Brand manager Azzam said the female staff will be given general as well as brand-specific training. The switch at La Vie En Rose, which has 30 stores in the kingdom, and La Senza, which has 45, should happen by end of September, he said.
Rabih Masarani, site manager for Bodique boutique, said one of the brand’s 11 stores converted on Sept. 5 at a mall in the western seaport city of Jeddah. Azzam and Masarani said the male workers will be provided jobs in other establishments owned by their companies.
Nawwaf al-Harbi, 26, has yet to be told whether he will need to change careers. He was hired in July by a new store after selling makeup for 10 years. Standing in front of a display of lacy thongs, some decorated with sparkling hearts, al-Harbi said he doesn’t think the government’s effort will succeed.
“When I was selling makeup, women would always tell me they hate buying from female staff because they felt they were being judged,” said al-Harbi.
Al-Harbi said he took a two-day course on selling panties, the only lingerie items carried by the store, and didn’t feel embarrassment during the training. He said his sales technique depends on the kind of shopper who walks through the door.
“If she looks conservative, I leave her alone,” said al- Harbi. “If she looks curious, I approach her and show her the rest of the collection.”
University student Shadi al-Salem, 22, said in an Aug. 6 interview in Riyadh he supports the new law because it “bothers me that salesmen ask intimate questions, like bra sizes.”

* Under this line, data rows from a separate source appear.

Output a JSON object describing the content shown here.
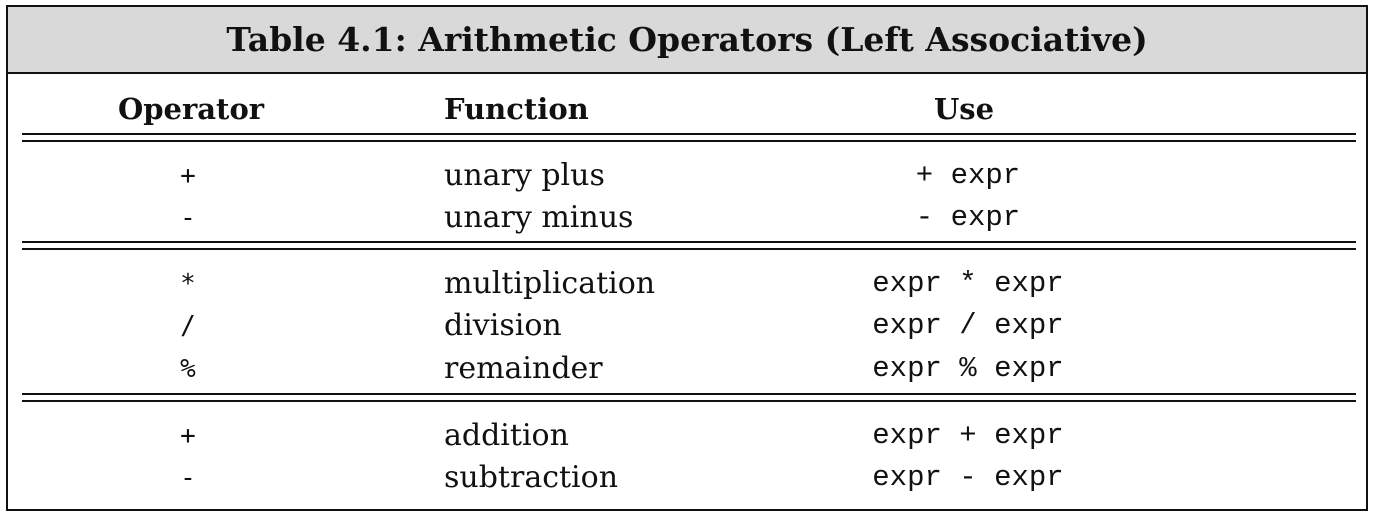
{
  "table": {
    "title": "Table 4.1: Arithmetic Operators (Left Associative)",
    "headers": {
      "operator": "Operator",
      "function": "Function",
      "use": "Use"
    },
    "rows": [
      {
        "operator": "+",
        "function": "unary plus",
        "use": "+ expr"
      },
      {
        "operator": "-",
        "function": "unary minus",
        "use": "- expr"
      },
      {
        "operator": "*",
        "function": "multiplication",
        "use": "expr * expr"
      },
      {
        "operator": "/",
        "function": "division",
        "use": "expr / expr"
      },
      {
        "operator": "%",
        "function": "remainder",
        "use": "expr % expr"
      },
      {
        "operator": "+",
        "function": "addition",
        "use": "expr + expr"
      },
      {
        "operator": "-",
        "function": "subtraction",
        "use": "expr - expr"
      }
    ]
  }
}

To avoid such exchanges, some women take along a male relative. At a Riyadh store recently, a man with a salt-and- pepper beard stood in front of an underwear collection called “Hello Sugar” as two women, totally covered in black, pointed to the items they liked. Picking a hanger with a white bra decorated with a pattern of red roses, the man asked the vendor if he had it in large.
Kholoud al-Fahd, 33, chose another solution. She shops in Bahrain, a short distance from her home in Dammam in the Eastern Province after a salesman three years ago picked an orange bra and told her it would suit her.
“I cursed him and left the store,” said al-Fahd, 33, who helps run the family’s interior decorating business.
Another reason she shops in Bahrain is that fitting rooms are banned in Saudi stores, which means women end up buying bras that don’t really fit.
“This is a country that covers you up and then sends people to strip you down,” she said.